When a person or business is unable to pay debts, sometimes the solution is to file for bankruptcy. Though these filings have been on the decline recently, experts believe the numbers will soon rise. Most people here in Michigan understand that filing for bankruptcy will have an impact on their finances, but they may not understand exactly what that means. For one thing, it can have a significant effect on a person’s credit report.

The first matter is how long the bankruptcy actually stays on a person’s credit report. In the case of Chapter 7 bankruptcy, it will show up on a credit report for 10 years. For Chapter 13 bankruptcy, it is only there for 7. Though that may seem like a long time, the good news is that the impact will lessen over time. A bankruptcy can’t be totally removed before the proper time has passed, but reports of delinquent accounts may drop off before then.
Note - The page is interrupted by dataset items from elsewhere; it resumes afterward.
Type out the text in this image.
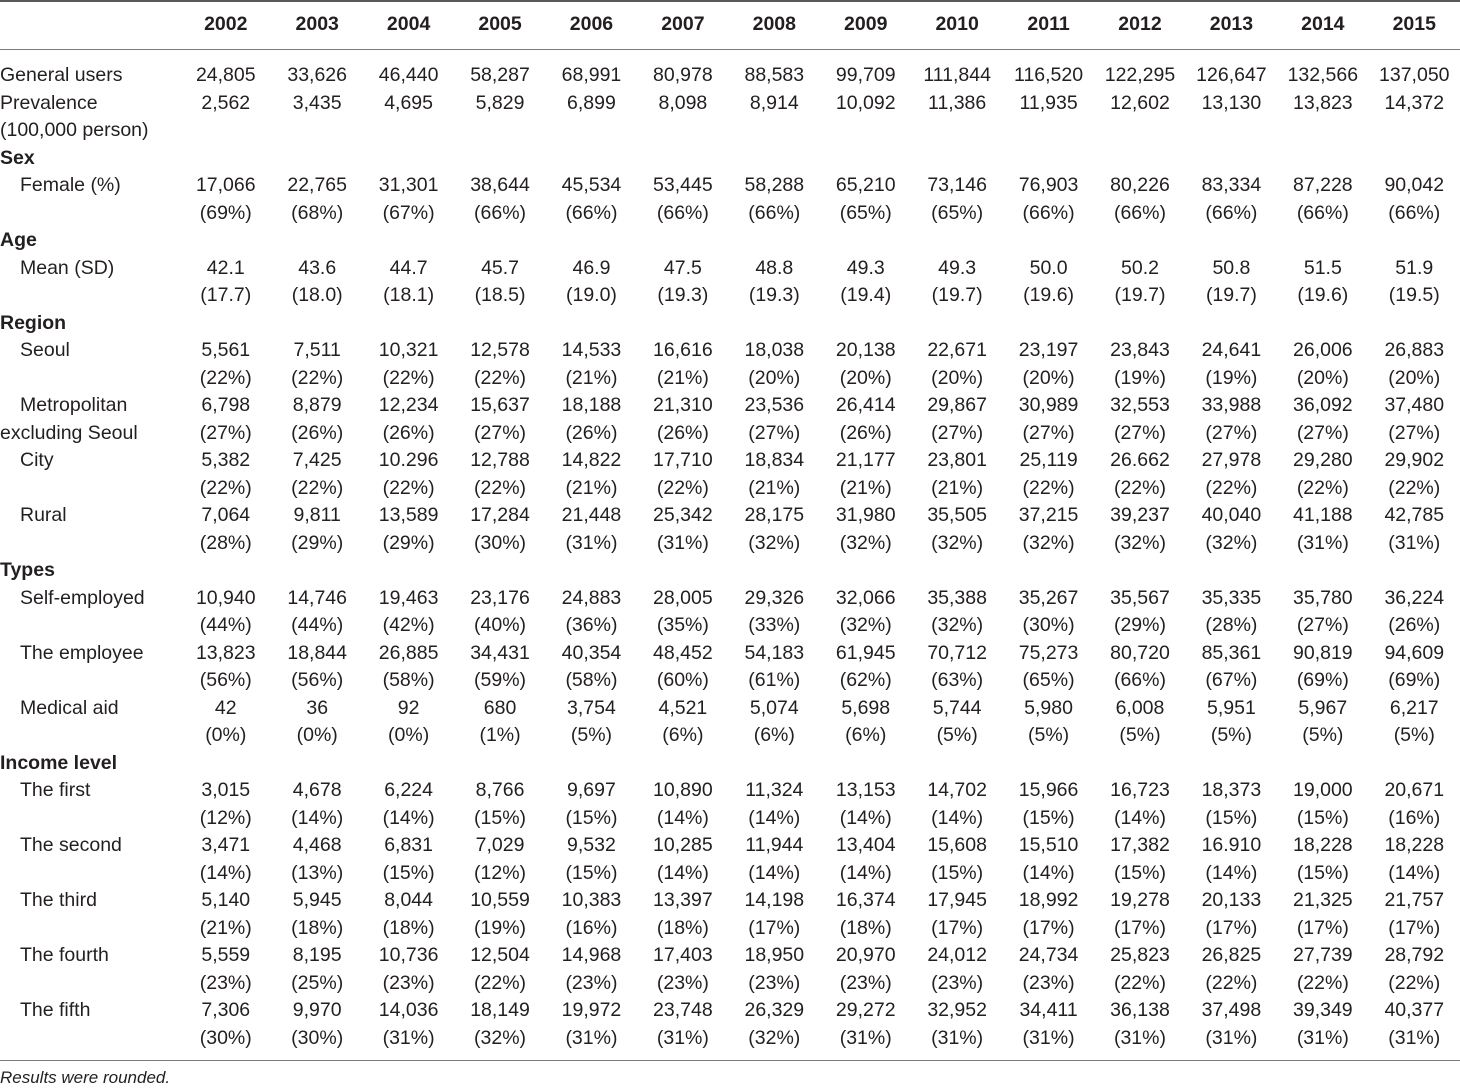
	2002	2003	2004	2005	2006	2007	2008	2009	2010	2011	2012	2013	2014	2015

General users	24,805	33,626	46,440	58,287	68,991	80,978	88,583	99,709	111,844	116,520	122,295	126,647	132,566	137,050
Prevalence	2,562	3,435	4,695	5,829	6,899	8,098	8,914	10,092	11,386	11,935	12,602	13,130	13,823	14,372
(100,000 person)														
Sex														
Female (%)	17,066	22,765	31,301	38,644	45,534	53,445	58,288	65,210	73,146	76,903	80,226	83,334	87,228	90,042
	(69%)	(68%)	(67%)	(66%)	(66%)	(66%)	(66%)	(65%)	(65%)	(66%)	(66%)	(66%)	(66%)	(66%)
Age														
Mean (SD)	42.1	43.6	44.7	45.7	46.9	47.5	48.8	49.3	49.3	50.0	50.2	50.8	51.5	51.9
	(17.7)	(18.0)	(18.1)	(18.5)	(19.0)	(19.3)	(19.3)	(19.4)	(19.7)	(19.6)	(19.7)	(19.7)	(19.6)	(19.5)
Region														
Seoul	5,561	7,511	10,321	12,578	14,533	16,616	18,038	20,138	22,671	23,197	23,843	24,641	26,006	26,883
	(22%)	(22%)	(22%)	(22%)	(21%)	(21%)	(20%)	(20%)	(20%)	(20%)	(19%)	(19%)	(20%)	(20%)
Metropolitan	6,798	8,879	12,234	15,637	18,188	21,310	23,536	26,414	29,867	30,989	32,553	33,988	36,092	37,480
excluding Seoul	(27%)	(26%)	(26%)	(27%)	(26%)	(26%)	(27%)	(26%)	(27%)	(27%)	(27%)	(27%)	(27%)	(27%)
City	5,382	7,425	10.296	12,788	14,822	17,710	18,834	21,177	23,801	25,119	26.662	27,978	29,280	29,902
	(22%)	(22%)	(22%)	(22%)	(21%)	(22%)	(21%)	(21%)	(21%)	(22%)	(22%)	(22%)	(22%)	(22%)
Rural	7,064	9,811	13,589	17,284	21,448	25,342	28,175	31,980	35,505	37,215	39,237	40,040	41,188	42,785
	(28%)	(29%)	(29%)	(30%)	(31%)	(31%)	(32%)	(32%)	(32%)	(32%)	(32%)	(32%)	(31%)	(31%)
Types														
Self-employed	10,940	14,746	19,463	23,176	24,883	28,005	29,326	32,066	35,388	35,267	35,567	35,335	35,780	36,224
	(44%)	(44%)	(42%)	(40%)	(36%)	(35%)	(33%)	(32%)	(32%)	(30%)	(29%)	(28%)	(27%)	(26%)
The employee	13,823	18,844	26,885	34,431	40,354	48,452	54,183	61,945	70,712	75,273	80,720	85,361	90,819	94,609
	(56%)	(56%)	(58%)	(59%)	(58%)	(60%)	(61%)	(62%)	(63%)	(65%)	(66%)	(67%)	(69%)	(69%)
Medical aid	42	36	92	680	3,754	4,521	5,074	5,698	5,744	5,980	6,008	5,951	5,967	6,217
	(0%)	(0%)	(0%)	(1%)	(5%)	(6%)	(6%)	(6%)	(5%)	(5%)	(5%)	(5%)	(5%)	(5%)
Income level														
The first	3,015	4,678	6,224	8,766	9,697	10,890	11,324	13,153	14,702	15,966	16,723	18,373	19,000	20,671
	(12%)	(14%)	(14%)	(15%)	(15%)	(14%)	(14%)	(14%)	(14%)	(15%)	(14%)	(15%)	(15%)	(16%)
The second	3,471	4,468	6,831	7,029	9,532	10,285	11,944	13,404	15,608	15,510	17,382	16.910	18,228	18,228
	(14%)	(13%)	(15%)	(12%)	(15%)	(14%)	(14%)	(14%)	(15%)	(14%)	(15%)	(14%)	(15%)	(14%)
The third	5,140	5,945	8,044	10,559	10,383	13,397	14,198	16,374	17,945	18,992	19,278	20,133	21,325	21,757
	(21%)	(18%)	(18%)	(19%)	(16%)	(18%)	(17%)	(18%)	(17%)	(17%)	(17%)	(17%)	(17%)	(17%)
The fourth	5,559	8,195	10,736	12,504	14,968	17,403	18,950	20,970	24,012	24,734	25,823	26,825	27,739	28,792
	(23%)	(25%)	(23%)	(22%)	(23%)	(23%)	(23%)	(23%)	(23%)	(23%)	(22%)	(22%)	(22%)	(22%)
The fifth	7,306	9,970	14,036	18,149	19,972	23,748	26,329	29,272	32,952	34,411	36,138	37,498	39,349	40,377
	(30%)	(30%)	(31%)	(32%)	(31%)	(31%)	(32%)	(31%)	(31%)	(31%)	(31%)	(31%)	(31%)	(31%)
Results were rounded.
For those who file for bankruptcy, there are still ways to improve their credit report even if the filing is still there. If the person makes a point to pay bills on time, reduce debt and cultivate helpful financial practices, this can all go a long way in improving one’s credit score. If the person cannot obtain a regular credit card, he or she may apply for a secured one, which requires a cash deposit up front.

In any case, filing for bankruptcy should be no cause for shame, as it is something many people have to do at some point during life. It may be a good idea for those here in Michigan considering this option to consult a bankruptcy attorney. Doing so can help ensure that the process is completed properly, getting the person off on the right foot to a new and better financial future.